Trade union federation Cosatu has admitted for the first time that the ANC’s leadership race is sowing division in its ranks.

The Mail & Guardian reported growing rifts within the federation during its central committee meeting in June.

At issue is whether Cosatu should support the re-election of Jacob Zuma as ANC president. Cosatu general secretary Zwelinzima Vavi, supported by the general secretary of the National Union of Metalworkers of South Africa, Irvin Jim, and South African Democratic Teachers Union president Thobile Ntola are pressing for leadership changes in the ANC. But Cosatu president Sdumo Dlamini, supported by National Union of Mineworkers general secretary Frans Baleni and National Education Health and Allied Workers’ Union general secretary Fikile Majola, wants the ANC leadership under Zuma to be retained.

Cosatu has previously denied internal divisions. However, Vavi, addressing journalists on the outcome of the federation’s central executive committee meeting at a media conference in Johannesburg on Thursday, admitted that the federation was split. “We felt it was time to address emerging divisions. We are becoming increasingly incoherent. This has been a major concern,” said Vavi, adding that the problems stemmed from the ANC’s succession battle.

“Matters of succession are affecting us. We warned before that the issue of succession was likely to take our eyes from the ball. We felt it was time to confront this,” he said. “Why should we move in different directions when the central committee guided us to push programmes in the interests of workers?”

Vavi warned that if the divisive trends were not confronted “they will destroy the federation altogether”.

While insisting that the political centre of the federation “continues to be located in a progressive consensus in the traditions of the organisation”, it would be a fatal error to understate the problems.

“They need to be confronted in the open, honest and critical manner, which has kept the federation strong over the years, or they will degenerate into a serious organisational crisis,” he said.

In an apparent reference to the ANC Vavi said that, unlike other organisations, Cosatu acknowledged the difficulties that it was facing.

“We spent a considerable amount of time [during the central executive committee] focusing on the challenge of building unity. We acknowledge there are problems. We don’t push stuff under the carpet.

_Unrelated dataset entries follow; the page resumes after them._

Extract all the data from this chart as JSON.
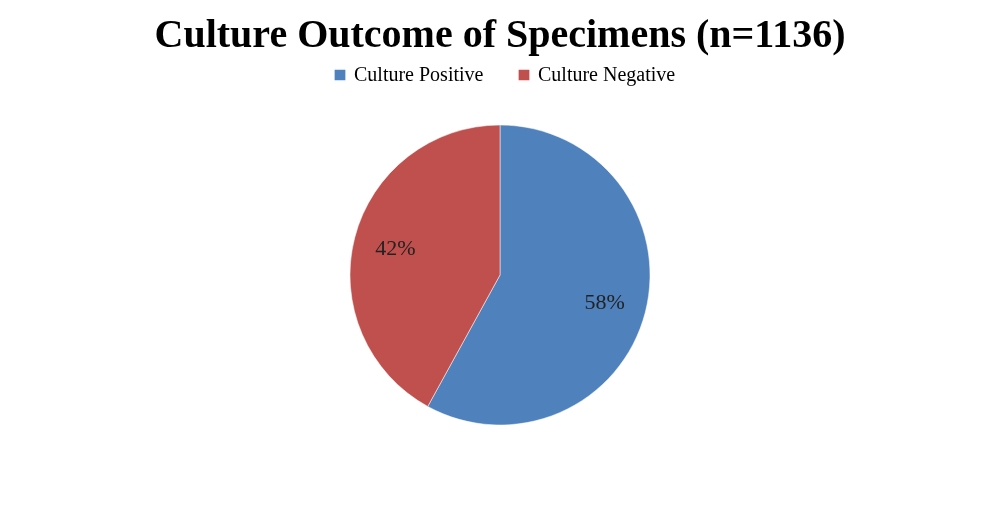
{
  "chart_data": {
    "type": "pie",
    "title": "Culture Outcome of Specimens (n=1136)",
    "categories": [
      "Culture Positive",
      "Culture Negative"
    ],
    "values": [
      58,
      42
    ],
    "colors": [
      "#4f81bd",
      "#c0504d"
    ],
    "value_labels": [
      "58%",
      "42%"
    ],
    "legend": "top"
  }
}
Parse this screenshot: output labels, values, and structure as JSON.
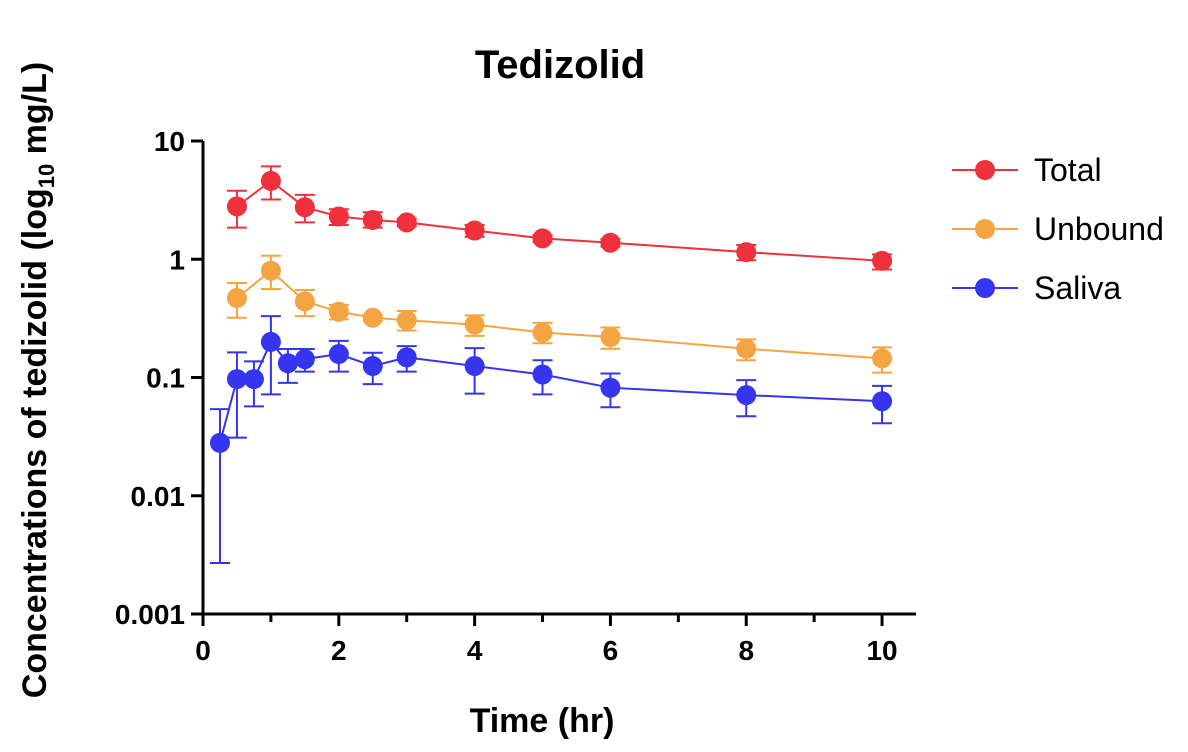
{
  "chart_data": {
    "type": "line",
    "title": "Tedizolid",
    "xlabel": "Time (hr)",
    "ylabel": {
      "prefix": "Concentrations of tedizolid (log",
      "subscript": "10",
      "suffix": " mg/L)"
    },
    "xlim": [
      0,
      10.5
    ],
    "ylim": [
      0.001,
      10
    ],
    "y_scale": "log",
    "x_ticks": [
      0,
      2,
      4,
      6,
      8,
      10
    ],
    "x_tick_labels": [
      "0",
      "2",
      "4",
      "6",
      "8",
      "10"
    ],
    "x_minor_ticks": [
      1,
      3,
      5,
      7,
      9
    ],
    "y_ticks": [
      0.001,
      0.01,
      0.1,
      1,
      10
    ],
    "y_tick_labels": [
      "0.001",
      "0.01",
      "0.1",
      "1",
      "10"
    ],
    "legend_position": "right",
    "series": [
      {
        "name": "Total",
        "color": "#f0303a",
        "points": [
          {
            "x": 0.5,
            "y": 2.8,
            "lo": 1.85,
            "hi": 3.8
          },
          {
            "x": 1.0,
            "y": 4.6,
            "lo": 3.2,
            "hi": 6.1
          },
          {
            "x": 1.5,
            "y": 2.75,
            "lo": 2.05,
            "hi": 3.5
          },
          {
            "x": 2.0,
            "y": 2.3,
            "lo": 1.95,
            "hi": 2.65
          },
          {
            "x": 2.5,
            "y": 2.15,
            "lo": 1.85,
            "hi": 2.5
          },
          {
            "x": 3.0,
            "y": 2.05,
            "lo": 1.9,
            "hi": 2.2
          },
          {
            "x": 4.0,
            "y": 1.75,
            "lo": 1.55,
            "hi": 1.95
          },
          {
            "x": 5.0,
            "y": 1.5,
            "lo": 1.4,
            "hi": 1.6
          },
          {
            "x": 6.0,
            "y": 1.38,
            "lo": 1.28,
            "hi": 1.48
          },
          {
            "x": 8.0,
            "y": 1.15,
            "lo": 0.98,
            "hi": 1.32
          },
          {
            "x": 10.0,
            "y": 0.97,
            "lo": 0.82,
            "hi": 1.1
          }
        ]
      },
      {
        "name": "Unbound",
        "color": "#f5a442",
        "points": [
          {
            "x": 0.5,
            "y": 0.47,
            "lo": 0.32,
            "hi": 0.63
          },
          {
            "x": 1.0,
            "y": 0.8,
            "lo": 0.56,
            "hi": 1.07
          },
          {
            "x": 1.5,
            "y": 0.44,
            "lo": 0.33,
            "hi": 0.55
          },
          {
            "x": 2.0,
            "y": 0.36,
            "lo": 0.31,
            "hi": 0.41
          },
          {
            "x": 2.5,
            "y": 0.32,
            "lo": 0.3,
            "hi": 0.34
          },
          {
            "x": 3.0,
            "y": 0.305,
            "lo": 0.25,
            "hi": 0.365
          },
          {
            "x": 4.0,
            "y": 0.28,
            "lo": 0.225,
            "hi": 0.335
          },
          {
            "x": 5.0,
            "y": 0.24,
            "lo": 0.195,
            "hi": 0.29
          },
          {
            "x": 6.0,
            "y": 0.22,
            "lo": 0.175,
            "hi": 0.265
          },
          {
            "x": 8.0,
            "y": 0.175,
            "lo": 0.14,
            "hi": 0.21
          },
          {
            "x": 10.0,
            "y": 0.145,
            "lo": 0.11,
            "hi": 0.18
          }
        ]
      },
      {
        "name": "Saliva",
        "color": "#3535f0",
        "points": [
          {
            "x": 0.25,
            "y": 0.028,
            "lo": 0.0027,
            "hi": 0.054
          },
          {
            "x": 0.5,
            "y": 0.097,
            "lo": 0.031,
            "hi": 0.163
          },
          {
            "x": 0.75,
            "y": 0.097,
            "lo": 0.057,
            "hi": 0.137
          },
          {
            "x": 1.0,
            "y": 0.2,
            "lo": 0.072,
            "hi": 0.33
          },
          {
            "x": 1.25,
            "y": 0.132,
            "lo": 0.09,
            "hi": 0.174
          },
          {
            "x": 1.5,
            "y": 0.143,
            "lo": 0.112,
            "hi": 0.174
          },
          {
            "x": 2.0,
            "y": 0.158,
            "lo": 0.112,
            "hi": 0.204
          },
          {
            "x": 2.5,
            "y": 0.125,
            "lo": 0.088,
            "hi": 0.162
          },
          {
            "x": 3.0,
            "y": 0.148,
            "lo": 0.112,
            "hi": 0.184
          },
          {
            "x": 4.0,
            "y": 0.125,
            "lo": 0.073,
            "hi": 0.177
          },
          {
            "x": 5.0,
            "y": 0.106,
            "lo": 0.072,
            "hi": 0.14
          },
          {
            "x": 6.0,
            "y": 0.082,
            "lo": 0.056,
            "hi": 0.108
          },
          {
            "x": 8.0,
            "y": 0.071,
            "lo": 0.047,
            "hi": 0.095
          },
          {
            "x": 10.0,
            "y": 0.063,
            "lo": 0.041,
            "hi": 0.085
          }
        ]
      }
    ]
  }
}
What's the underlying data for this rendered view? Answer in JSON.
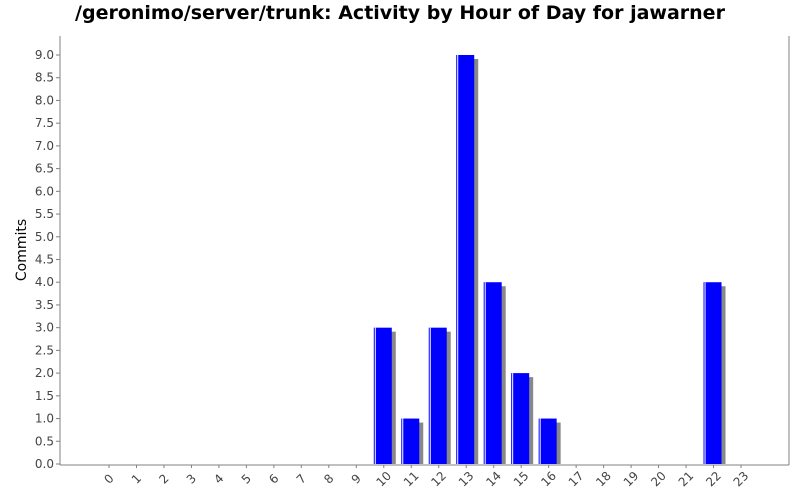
{
  "chart_data": {
    "type": "bar",
    "title": "/geronimo/server/trunk: Activity by Hour of Day for jawarner",
    "xlabel": "",
    "ylabel": "Commits",
    "categories": [
      "0",
      "1",
      "2",
      "3",
      "4",
      "5",
      "6",
      "7",
      "8",
      "9",
      "10",
      "11",
      "12",
      "13",
      "14",
      "15",
      "16",
      "17",
      "18",
      "19",
      "20",
      "21",
      "22",
      "23"
    ],
    "values": [
      0,
      0,
      0,
      0,
      0,
      0,
      0,
      0,
      0,
      0,
      3,
      1,
      3,
      9,
      4,
      2,
      1,
      0,
      0,
      0,
      0,
      0,
      4,
      0
    ],
    "ylim": [
      0,
      9.0
    ],
    "ytick_step": 0.5,
    "grid": false,
    "legend": "none",
    "colors": {
      "bar": "#0000ff",
      "bar_shadow": "#888888",
      "axis": "#808080"
    }
  }
}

We confront challenges so that we don’t move with this into the future,” he said.

Vavi said it was premature to engage in debates about the ANC succession, “as this distracts us from the primary political tasks of taking forward our transformation mandate”.

“We will encourage our members to assess the leadership of all alliance formations at the right time,” he said.

Vavi also warned that the labour movement should not throw its weight behind a faction of the ANC out of support for individuals. “We need to continue to engage from a working class perspective, unapologetically pursue our class struggle and analyse our political challenges based on the material realities which confront us, rather than a narrow commitment to this or that grouping or leader,” he said.

Warning that Cosatu would approach the Constitutional Court if the ANC and the government refused to withdraw the Protection of State Information Bill, adopted by National Assembly this week, Vavi said the federation would meet senior ANC leaders, including Zuma, to persuade the ruling party to reconsider the legislation.

“The central executive committee remains convinced that there is a need to introduce a public interest defence that would maintain a balance between the restrictions legitimately placed on state information against disclosures and media publication of such information in the public interest,” said Vavi.

Dlamini said Cosatu needed to fight against negative perceptions that its members were preoccupied with gossip, rumour-mongering and character assassination.